13. Holy Water, Dirty Mouth
Theme: Defiant Fluidity
A celebration of the town’s most beautiful "contradiction." She’s bisexual, unbothered, and burns down hypocrisy with a wink. She is the "hurricane sway" that the fragile town can't help but crave.
14. Dirty Blood, Clean Hands
Theme: Breaking the Chain
A powerful declaration of independence from a violent legacy. It’s a song about standing in a "loud man’s house" and deciding that the cycle of slamming fists stops here. It’s the realization that while you can’t change your "dirty blood," you can choose to keep your hands clean.
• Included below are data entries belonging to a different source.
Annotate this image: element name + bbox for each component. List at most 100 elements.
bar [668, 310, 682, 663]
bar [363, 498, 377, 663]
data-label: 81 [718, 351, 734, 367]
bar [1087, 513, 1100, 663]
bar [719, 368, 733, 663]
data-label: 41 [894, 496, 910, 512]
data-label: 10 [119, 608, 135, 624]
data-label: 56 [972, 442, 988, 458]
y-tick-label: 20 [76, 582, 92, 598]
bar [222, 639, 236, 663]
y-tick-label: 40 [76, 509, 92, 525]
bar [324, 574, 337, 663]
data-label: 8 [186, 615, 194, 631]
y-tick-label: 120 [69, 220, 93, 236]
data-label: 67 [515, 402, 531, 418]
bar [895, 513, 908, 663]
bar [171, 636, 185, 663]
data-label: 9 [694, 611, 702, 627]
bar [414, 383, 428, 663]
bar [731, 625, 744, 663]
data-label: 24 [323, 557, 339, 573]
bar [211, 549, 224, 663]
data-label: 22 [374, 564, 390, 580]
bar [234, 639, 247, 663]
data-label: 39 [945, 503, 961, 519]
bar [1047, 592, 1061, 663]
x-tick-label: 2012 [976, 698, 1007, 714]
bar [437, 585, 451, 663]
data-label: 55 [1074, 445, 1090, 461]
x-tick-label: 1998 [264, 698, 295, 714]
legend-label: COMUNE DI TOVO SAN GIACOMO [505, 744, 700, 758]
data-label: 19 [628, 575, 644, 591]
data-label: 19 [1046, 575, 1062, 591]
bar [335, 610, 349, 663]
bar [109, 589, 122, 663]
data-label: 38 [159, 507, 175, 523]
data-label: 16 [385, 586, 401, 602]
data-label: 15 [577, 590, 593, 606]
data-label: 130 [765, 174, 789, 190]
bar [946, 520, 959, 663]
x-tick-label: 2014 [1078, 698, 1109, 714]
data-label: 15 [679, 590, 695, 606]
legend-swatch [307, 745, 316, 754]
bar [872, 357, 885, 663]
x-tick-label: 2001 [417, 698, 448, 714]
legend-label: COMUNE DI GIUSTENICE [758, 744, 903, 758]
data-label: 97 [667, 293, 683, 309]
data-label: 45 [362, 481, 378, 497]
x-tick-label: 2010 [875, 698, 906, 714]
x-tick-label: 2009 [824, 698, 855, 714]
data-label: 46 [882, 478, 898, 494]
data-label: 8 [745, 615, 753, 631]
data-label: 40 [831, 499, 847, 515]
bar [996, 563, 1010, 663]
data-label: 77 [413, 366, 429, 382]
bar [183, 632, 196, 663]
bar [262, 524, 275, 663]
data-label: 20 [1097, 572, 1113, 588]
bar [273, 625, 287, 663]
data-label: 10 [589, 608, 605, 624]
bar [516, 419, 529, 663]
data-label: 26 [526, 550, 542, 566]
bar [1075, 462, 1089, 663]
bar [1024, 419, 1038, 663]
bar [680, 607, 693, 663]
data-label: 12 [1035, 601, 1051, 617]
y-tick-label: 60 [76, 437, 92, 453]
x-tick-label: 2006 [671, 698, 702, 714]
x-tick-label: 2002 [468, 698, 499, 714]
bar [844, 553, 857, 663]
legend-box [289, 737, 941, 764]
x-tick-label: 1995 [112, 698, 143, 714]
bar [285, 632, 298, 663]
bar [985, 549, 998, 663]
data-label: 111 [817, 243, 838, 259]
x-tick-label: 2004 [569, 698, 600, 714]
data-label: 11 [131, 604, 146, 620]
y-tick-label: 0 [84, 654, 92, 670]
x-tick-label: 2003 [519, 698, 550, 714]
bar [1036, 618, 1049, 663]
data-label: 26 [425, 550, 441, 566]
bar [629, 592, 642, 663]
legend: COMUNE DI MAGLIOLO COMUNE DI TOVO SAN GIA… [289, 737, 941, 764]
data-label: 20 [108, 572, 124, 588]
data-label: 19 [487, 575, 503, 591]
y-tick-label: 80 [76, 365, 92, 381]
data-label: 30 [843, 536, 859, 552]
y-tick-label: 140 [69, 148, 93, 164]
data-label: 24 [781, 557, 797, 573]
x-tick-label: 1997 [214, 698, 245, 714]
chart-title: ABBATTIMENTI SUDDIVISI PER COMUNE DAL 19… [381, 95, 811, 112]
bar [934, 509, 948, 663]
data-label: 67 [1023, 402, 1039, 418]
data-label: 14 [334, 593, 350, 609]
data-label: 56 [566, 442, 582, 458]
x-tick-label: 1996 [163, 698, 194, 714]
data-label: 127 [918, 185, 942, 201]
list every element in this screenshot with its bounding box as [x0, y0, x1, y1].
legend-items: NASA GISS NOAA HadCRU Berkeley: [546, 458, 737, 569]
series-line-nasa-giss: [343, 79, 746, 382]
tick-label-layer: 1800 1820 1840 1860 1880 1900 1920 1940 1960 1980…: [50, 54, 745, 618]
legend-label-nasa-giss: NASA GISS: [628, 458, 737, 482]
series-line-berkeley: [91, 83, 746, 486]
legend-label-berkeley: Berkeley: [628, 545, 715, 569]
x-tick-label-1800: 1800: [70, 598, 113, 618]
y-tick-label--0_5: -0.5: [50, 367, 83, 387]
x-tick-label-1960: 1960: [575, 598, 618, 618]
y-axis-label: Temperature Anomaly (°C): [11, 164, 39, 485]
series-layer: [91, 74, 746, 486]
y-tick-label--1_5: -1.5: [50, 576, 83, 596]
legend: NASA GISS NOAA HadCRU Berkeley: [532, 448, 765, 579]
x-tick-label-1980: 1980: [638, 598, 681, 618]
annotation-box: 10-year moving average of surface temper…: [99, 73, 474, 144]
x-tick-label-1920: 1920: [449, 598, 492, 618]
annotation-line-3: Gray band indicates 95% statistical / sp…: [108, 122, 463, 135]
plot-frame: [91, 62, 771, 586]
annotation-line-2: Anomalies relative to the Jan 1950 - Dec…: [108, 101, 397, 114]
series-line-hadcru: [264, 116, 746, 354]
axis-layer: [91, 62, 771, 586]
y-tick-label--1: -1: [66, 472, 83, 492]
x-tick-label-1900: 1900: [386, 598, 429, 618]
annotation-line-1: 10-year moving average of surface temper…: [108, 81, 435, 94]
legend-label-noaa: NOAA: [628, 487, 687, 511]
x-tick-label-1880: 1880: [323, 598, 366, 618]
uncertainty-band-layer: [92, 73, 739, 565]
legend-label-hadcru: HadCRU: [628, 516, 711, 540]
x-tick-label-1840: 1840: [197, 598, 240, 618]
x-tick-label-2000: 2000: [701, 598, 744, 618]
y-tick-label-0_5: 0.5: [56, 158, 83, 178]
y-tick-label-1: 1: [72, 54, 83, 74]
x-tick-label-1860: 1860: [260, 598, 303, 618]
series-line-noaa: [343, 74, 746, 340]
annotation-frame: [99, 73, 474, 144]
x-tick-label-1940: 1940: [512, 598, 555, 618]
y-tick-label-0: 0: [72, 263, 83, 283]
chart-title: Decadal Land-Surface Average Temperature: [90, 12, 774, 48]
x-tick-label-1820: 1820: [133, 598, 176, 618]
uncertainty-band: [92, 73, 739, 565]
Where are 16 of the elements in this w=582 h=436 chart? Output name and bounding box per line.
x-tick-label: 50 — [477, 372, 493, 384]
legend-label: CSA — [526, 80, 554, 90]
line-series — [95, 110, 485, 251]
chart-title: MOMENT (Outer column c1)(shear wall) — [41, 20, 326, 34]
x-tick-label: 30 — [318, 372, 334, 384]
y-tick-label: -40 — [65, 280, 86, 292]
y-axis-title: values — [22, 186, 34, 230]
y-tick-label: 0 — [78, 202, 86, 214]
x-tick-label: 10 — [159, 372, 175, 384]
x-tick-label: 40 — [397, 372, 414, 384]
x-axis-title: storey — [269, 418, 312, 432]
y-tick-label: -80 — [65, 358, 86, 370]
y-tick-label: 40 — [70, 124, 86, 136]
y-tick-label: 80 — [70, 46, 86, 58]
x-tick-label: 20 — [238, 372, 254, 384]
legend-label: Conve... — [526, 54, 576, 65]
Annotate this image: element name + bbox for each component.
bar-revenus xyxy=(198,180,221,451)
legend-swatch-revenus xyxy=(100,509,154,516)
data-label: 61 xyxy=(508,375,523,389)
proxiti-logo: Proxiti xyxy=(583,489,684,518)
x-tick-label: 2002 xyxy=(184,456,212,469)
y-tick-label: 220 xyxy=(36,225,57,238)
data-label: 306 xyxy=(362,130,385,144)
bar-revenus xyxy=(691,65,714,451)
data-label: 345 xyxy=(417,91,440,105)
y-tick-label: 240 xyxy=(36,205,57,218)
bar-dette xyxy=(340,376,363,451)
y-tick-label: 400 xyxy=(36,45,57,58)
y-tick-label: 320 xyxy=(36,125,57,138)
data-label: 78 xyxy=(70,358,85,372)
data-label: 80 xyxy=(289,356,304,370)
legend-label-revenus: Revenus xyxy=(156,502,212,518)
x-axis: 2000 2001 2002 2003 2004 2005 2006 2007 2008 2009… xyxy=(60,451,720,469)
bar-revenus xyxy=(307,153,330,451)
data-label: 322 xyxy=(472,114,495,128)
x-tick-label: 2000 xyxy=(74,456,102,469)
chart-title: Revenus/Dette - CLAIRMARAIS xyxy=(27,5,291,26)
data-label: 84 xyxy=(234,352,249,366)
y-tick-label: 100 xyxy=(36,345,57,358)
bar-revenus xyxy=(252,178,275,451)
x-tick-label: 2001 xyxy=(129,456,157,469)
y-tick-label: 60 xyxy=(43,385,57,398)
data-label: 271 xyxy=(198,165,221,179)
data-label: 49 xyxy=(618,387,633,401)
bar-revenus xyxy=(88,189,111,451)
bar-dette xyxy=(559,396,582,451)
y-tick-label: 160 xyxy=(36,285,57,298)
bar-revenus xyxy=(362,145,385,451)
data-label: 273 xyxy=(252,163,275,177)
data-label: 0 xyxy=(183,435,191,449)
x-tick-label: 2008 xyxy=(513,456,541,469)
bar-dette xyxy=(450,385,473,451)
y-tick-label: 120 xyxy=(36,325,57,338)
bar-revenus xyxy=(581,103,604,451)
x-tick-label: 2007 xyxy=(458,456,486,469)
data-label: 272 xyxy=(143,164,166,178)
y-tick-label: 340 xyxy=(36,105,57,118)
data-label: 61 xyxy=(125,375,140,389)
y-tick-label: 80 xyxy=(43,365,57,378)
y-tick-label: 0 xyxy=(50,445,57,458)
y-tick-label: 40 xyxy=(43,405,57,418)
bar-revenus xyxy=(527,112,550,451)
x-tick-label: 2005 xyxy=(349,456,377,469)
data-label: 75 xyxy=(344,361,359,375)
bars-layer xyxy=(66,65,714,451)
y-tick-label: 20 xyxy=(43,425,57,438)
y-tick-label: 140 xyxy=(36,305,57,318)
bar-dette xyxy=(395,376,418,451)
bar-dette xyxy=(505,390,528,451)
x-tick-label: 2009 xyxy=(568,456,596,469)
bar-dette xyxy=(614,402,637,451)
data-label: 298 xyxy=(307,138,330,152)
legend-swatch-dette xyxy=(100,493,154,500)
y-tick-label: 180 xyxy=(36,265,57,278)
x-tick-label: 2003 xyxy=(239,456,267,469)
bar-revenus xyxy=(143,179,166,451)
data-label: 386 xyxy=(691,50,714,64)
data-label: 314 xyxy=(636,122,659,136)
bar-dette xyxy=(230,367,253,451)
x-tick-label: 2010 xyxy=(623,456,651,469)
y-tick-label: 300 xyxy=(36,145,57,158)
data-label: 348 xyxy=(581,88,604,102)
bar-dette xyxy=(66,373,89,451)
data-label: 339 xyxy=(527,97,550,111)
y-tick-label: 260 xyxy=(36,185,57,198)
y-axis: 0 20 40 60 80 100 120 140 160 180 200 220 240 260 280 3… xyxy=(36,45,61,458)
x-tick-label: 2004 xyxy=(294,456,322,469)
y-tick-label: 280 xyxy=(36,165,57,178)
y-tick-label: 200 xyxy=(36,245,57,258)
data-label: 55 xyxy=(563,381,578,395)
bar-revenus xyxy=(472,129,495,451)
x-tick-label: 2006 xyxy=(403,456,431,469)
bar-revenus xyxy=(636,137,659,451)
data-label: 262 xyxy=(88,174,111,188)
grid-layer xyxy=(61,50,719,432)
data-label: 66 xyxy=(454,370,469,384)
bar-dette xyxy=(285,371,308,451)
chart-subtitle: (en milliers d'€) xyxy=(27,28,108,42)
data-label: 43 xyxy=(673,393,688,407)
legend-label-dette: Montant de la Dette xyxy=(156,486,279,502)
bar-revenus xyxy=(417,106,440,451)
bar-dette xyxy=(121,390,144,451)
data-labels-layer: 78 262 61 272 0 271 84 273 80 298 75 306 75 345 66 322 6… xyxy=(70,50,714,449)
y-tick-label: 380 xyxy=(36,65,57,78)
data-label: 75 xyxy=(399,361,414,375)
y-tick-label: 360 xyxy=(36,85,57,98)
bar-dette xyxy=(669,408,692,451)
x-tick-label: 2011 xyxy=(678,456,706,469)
15. The Babylon Girl of Burke Road
Theme: The Weaponized Rumor
A cinematic character study of a woman who stopped running from the town’s labels and started wearing them as armor. She is the "legend they bestowed"—a petty saint who ruins reputations with a side-eye because she’s done being the victim of their church-pew gossip.
16. Welfare Cowboy
Theme: Resilience in Chaos
The patron saint of "trying the most." A raw, humorous, and heartbreaking look at a single dad surviving on EBT cards and stubbornness. He isn’t polished or calm, but he’s "one meltdown shy of holy distress" and staying for his kids when everyone else ran.
17. When the Trailer Burns Down
Theme: The Final Purge
The album’s grand finale. This is the funeral pyre for a "rusted cage." As the walls that held years of swallowed rage go up in sparks, the narrator finally breathes. It’s not just a fire; it’s a "broken prayer" that frees the ghost of the boy they never knew was there.